This series of stories will be titled 'I'm surprised I turned out as well as I did, given my childhood ...' 16

My daughter was only small when my Grandad started becoming ill. He suffered with emphysema and towards the end, he was just bones with a thin layer of skin covering them. I hugged him and I could feel every rib around his back.

He played cards at the social club every Sunday without fail, right up until his final days. He was good at cards and he always won. Just coins, no notes, but he always won.

I’d always been the favourite. That was something he never kept secret and maybe he shouldn’t have said it, but he did. He always told me that.

“I suppose she’s your favourite now,” I said as he cradled my daughter on his knee one time. He was looking at her so intently, studying her, enjoying his first great-granddaughter.

He looked up from the babe he held in his arms and fixed me with a stare so intense that I knew he was telling the truth.

“No, you’ll always be my favourite,” he said and I knew it to be the absolute truth.

I’m not sure if he knew I was troubled, but Grandad was my favourite person, and ‘With Grandad’ was my favourite place to be.

I hugged him once and told him, “I love you.”

His response was only, “Yeah,” but I knew he loved me, he’d always shown he did… he just couldn’t voice it.

My grandparents moved from that big house and took on a 2 bedroomed flat on the same street as my parents. I’d moved out by then and was starting married life and a family of my own.

Grandad’s garden was less than an eighth the size of his other garden, but even that got too much for him.

I went to see him one day and unusually, the door was locked and I couldn’t get in. I looked through the living room window and there was no sign of anyone, but I took a look through the bedroom window and Grandad was asleep in bed – not like him at all.

He lay on his back, covers pulled up to his throat, head slightly tilted back and his mouth was open, eyes closed.

My heart jolted in my chest at the sight and I think I knew then that we didn’t have long left to be with him.

My daughter wasn’t even a toddler when I got the call that Grandad was ill.

He’d taken poorly the night before and the locum doctor was called out.

Grandad suffered a ‘Silent Heart attack’ – lack of oxygen to his heart muscle.

I got the call mid-day that he was desperately ill and if I wanted to see him before he went, I’d have to get there soon.

Mid-day…

Not first thing in the morning. Not the night before…

Trev came home from work and we rushed out of the house to Grandad’s flat.

The phone rang as I was leaving the house. I didn’t want to answer it, but I did anyway.

“You’re too late, he’s gone.”

The journey of those few short miles were spent swinging from disbelief to utter, crushing grief.

When we got to Grandad’s, I was asked if I wanted to see him. I couldn’t speak, I just nodded ‘yes’.

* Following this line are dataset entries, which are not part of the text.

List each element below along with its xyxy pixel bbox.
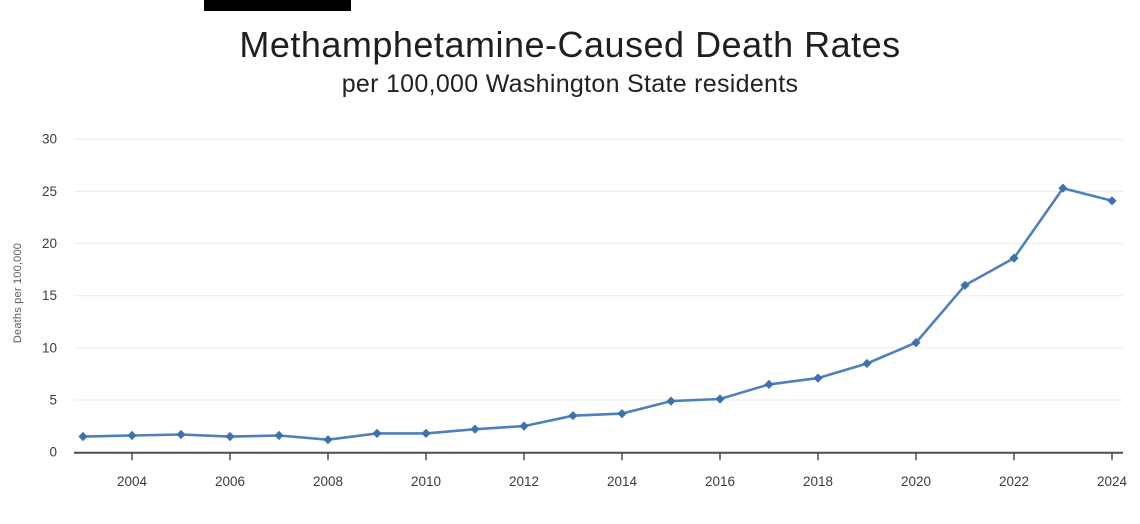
data-point	[519, 421, 529, 431]
y-tick-label: 0	[49, 445, 57, 460]
data-point	[1107, 196, 1117, 206]
x-tick-label: 2024	[1097, 474, 1128, 489]
y-tick-label: 5	[49, 393, 57, 408]
x-tick-label: 2012	[509, 474, 539, 489]
data-point	[78, 431, 88, 442]
data-point	[911, 338, 921, 348]
data-point	[127, 430, 137, 441]
y-axis-labels: 0 5 10 15 20 25 30	[42, 132, 57, 460]
x-tick-label: 2020	[901, 474, 931, 489]
y-tick-label: 15	[42, 288, 57, 303]
series-line	[81, 186, 1114, 441]
data-point	[813, 373, 823, 383]
y-tick-label: 20	[42, 236, 57, 251]
data-point	[421, 428, 431, 438]
data-point	[666, 396, 676, 406]
data-point	[176, 429, 186, 440]
x-tick-label: 2004	[117, 474, 148, 489]
data-point	[470, 424, 480, 434]
data-point	[372, 428, 382, 438]
y-tick-label: 25	[42, 184, 57, 199]
data-point	[568, 411, 578, 421]
x-tick-label: 2018	[803, 474, 833, 489]
data-point	[323, 435, 333, 445]
data-point	[715, 394, 725, 404]
data-point	[225, 431, 235, 442]
data-point	[960, 280, 970, 290]
gridlines	[74, 138, 1123, 401]
y-tick-label: 30	[42, 132, 57, 147]
data-points	[78, 183, 1117, 445]
top-black-bar	[204, 0, 351, 11]
x-tick-label: 2022	[999, 474, 1029, 489]
data-point	[764, 379, 774, 389]
x-tick-label: 2006	[215, 474, 245, 489]
data-point	[1009, 253, 1019, 263]
x-tick-label: 2014	[607, 474, 638, 489]
x-axis-ticks: 2004 2006 2008 2010 2012 2014 2016 2018 2020 2022…	[117, 453, 1128, 489]
data-point	[617, 409, 627, 419]
y-tick-label: 10	[42, 340, 57, 355]
x-tick-label: 2016	[705, 474, 735, 489]
x-tick-label: 2008	[313, 474, 343, 489]
data-point	[274, 430, 284, 441]
x-tick-label: 2010	[411, 474, 441, 489]
data-point	[862, 358, 872, 369]
data-point	[1058, 183, 1068, 193]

My grandmother led me into their bedroom and he lay there in the same place, the exact same position as how I’d seen him a few days prior, when grandmother was out and he was asleep.

I looked at him and knew he was gone.

I kissed my Grandad one last time and said, “Goodbye Grandad, I love you.”

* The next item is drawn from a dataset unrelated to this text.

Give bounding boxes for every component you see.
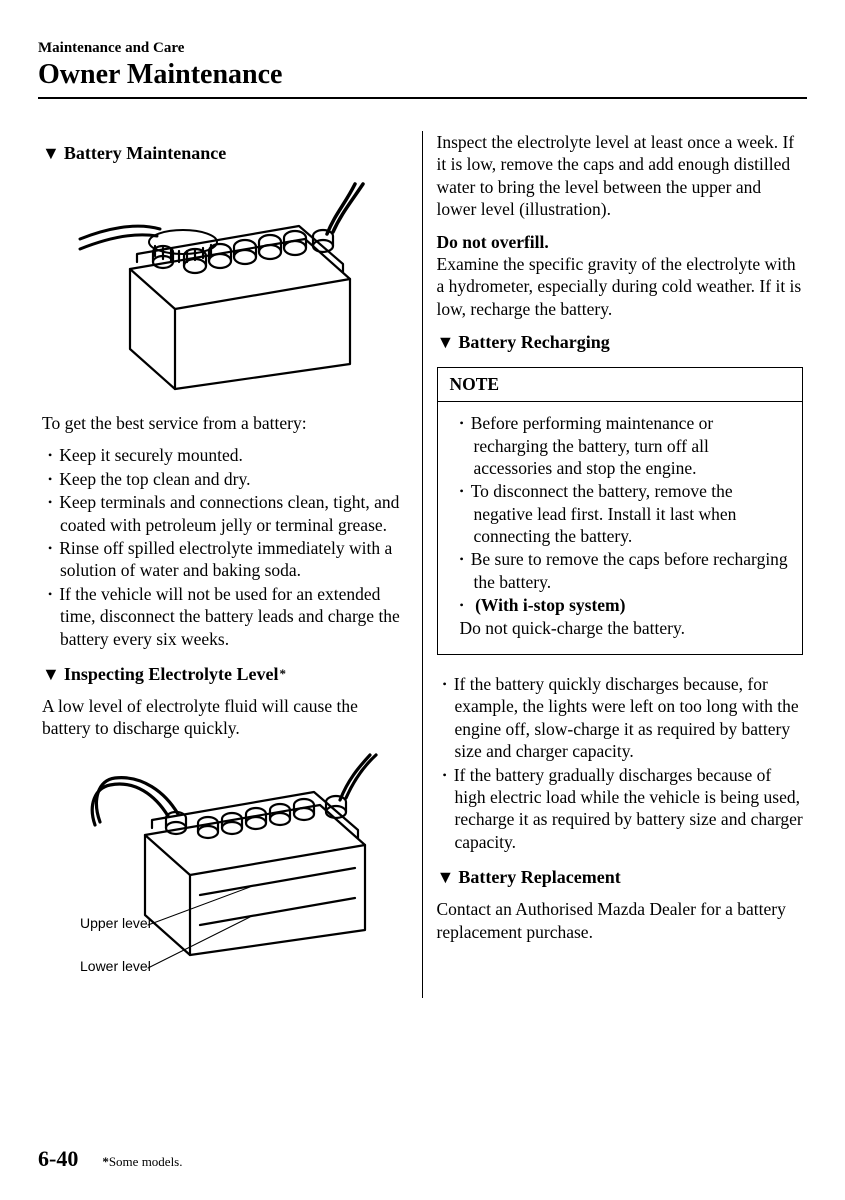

Sitting in the small living room, Grandad’s daughters and son, his grandchildren and families and everything was surreal. Silent, almost.

Then his youngest daughter called from the hallway where his coat hung.

“I’ve found some money!” she shouted, excitedly.

-"Excitedly" - her dad had JUST died and she went rooting through his pockets.

Her sister and their mother went to see. They’d found his handkerchief. Wrapped tightly in the handkerchief was a stash of coins – Grandad’s card-playing winnings.

Now, years on and I cannot, for the life of me, work out which is more distasteful.

The fact that my Grandad was lying in his deathbed, not yet cold and his daughters and wife were excited at finding his stash of pennies, or the fact that he’d needed to hide the stash in the first place.


I don’t apologise for this memory. As someone said yesterday, they are “honest” and you only have my word for this, but as I write it, my Granddaughter is upstairs in her bedroom and I can hear her Grandad reading a story to her while I type up this.

I am a mess. Tear and snot-soaked tissue beside my computer, getting more soaked as I type.

My Grandad has been gone more than a quarter of a century but the pain is physical, a stabbing feeling in my heart and it’s hard to take in breath past the lump in my throat.

The only pictures I have of him are somewhere, probably the attic.

So for this post, the picture of his dad will have to do.